The F.B.I says Frank Carillo has been a regular on the website GETTR – calling for the assassination of President Biden, former President Obama, Vice President Harris and their families. Agents got copies of his posts vowing to “hunt you down and torture you to death.” “They all need to die,” he allegedly wrote, “and they will soon.”

Tall, gaunt and gray, Carillo listened as the agent read one post volunteering to do the job if someone would supply the money. “I have my AR-15 locked and loaded,” he allegedly wrote.

With information from GTTR and from Google, a prosecutor was able to connect Carillo to those posts, and he reportedly admitted as much to a member of the SWAT team that arrested him on August 3rd in Winchester.

Carillo’s older brother testified that the accused was “a big mouth with no brains.
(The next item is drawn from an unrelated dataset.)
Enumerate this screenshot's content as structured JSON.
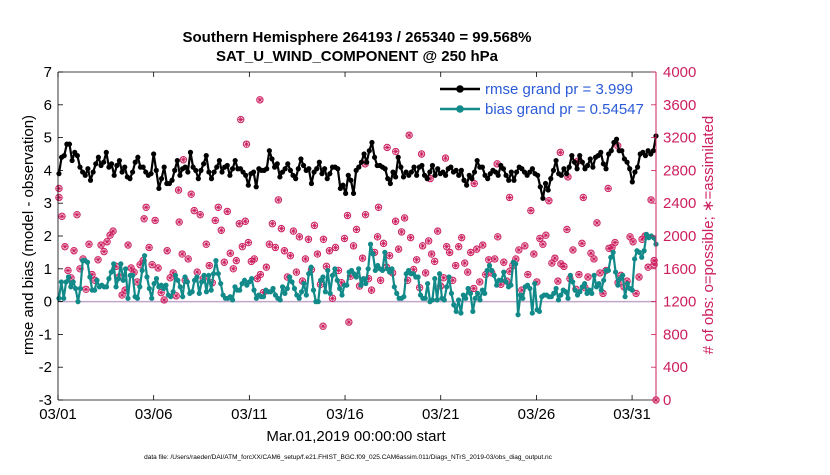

He sits at home, watches TV and is on his phone call day,” said Joseph Carillo.

He noted that Frank Carillo had lost the use of his right arm in a motorcycle crash, and when taken to a gun firing range was not very good with the Glock pistol he had purchased.

But the F.B.I. found that weapon along with an AR-15 and 2,000 rounds of ammunition in Carillo’s home – about 90-minutes away from Washington, D.C.
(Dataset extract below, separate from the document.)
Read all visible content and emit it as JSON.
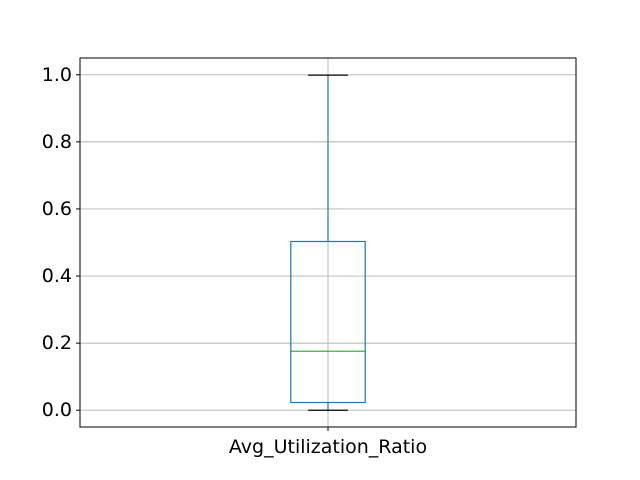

His lawyer argued that he had no serious criminal record and should not be held behind bars. She proposed that he be ordered not to travel to the nation’s capital and not use social media where – in her words – “the more outrageous a post the better.”

But Judge Joel Hoppe said there were not conditions that could reasonably assure the safety of individuals or the community. “He lives largely off the radar in an echo chamber of lies, hate, vitriol and conspiracy theories,” Hoppe said. “He’s getting unglued, worked up, buying a rifle and an arsenal of ammunition. I can’t ignore that.”

Carillo is expected to be indicted and – if convicted – could face five years in prison and a fine of up to $250,000 for making violent threats online.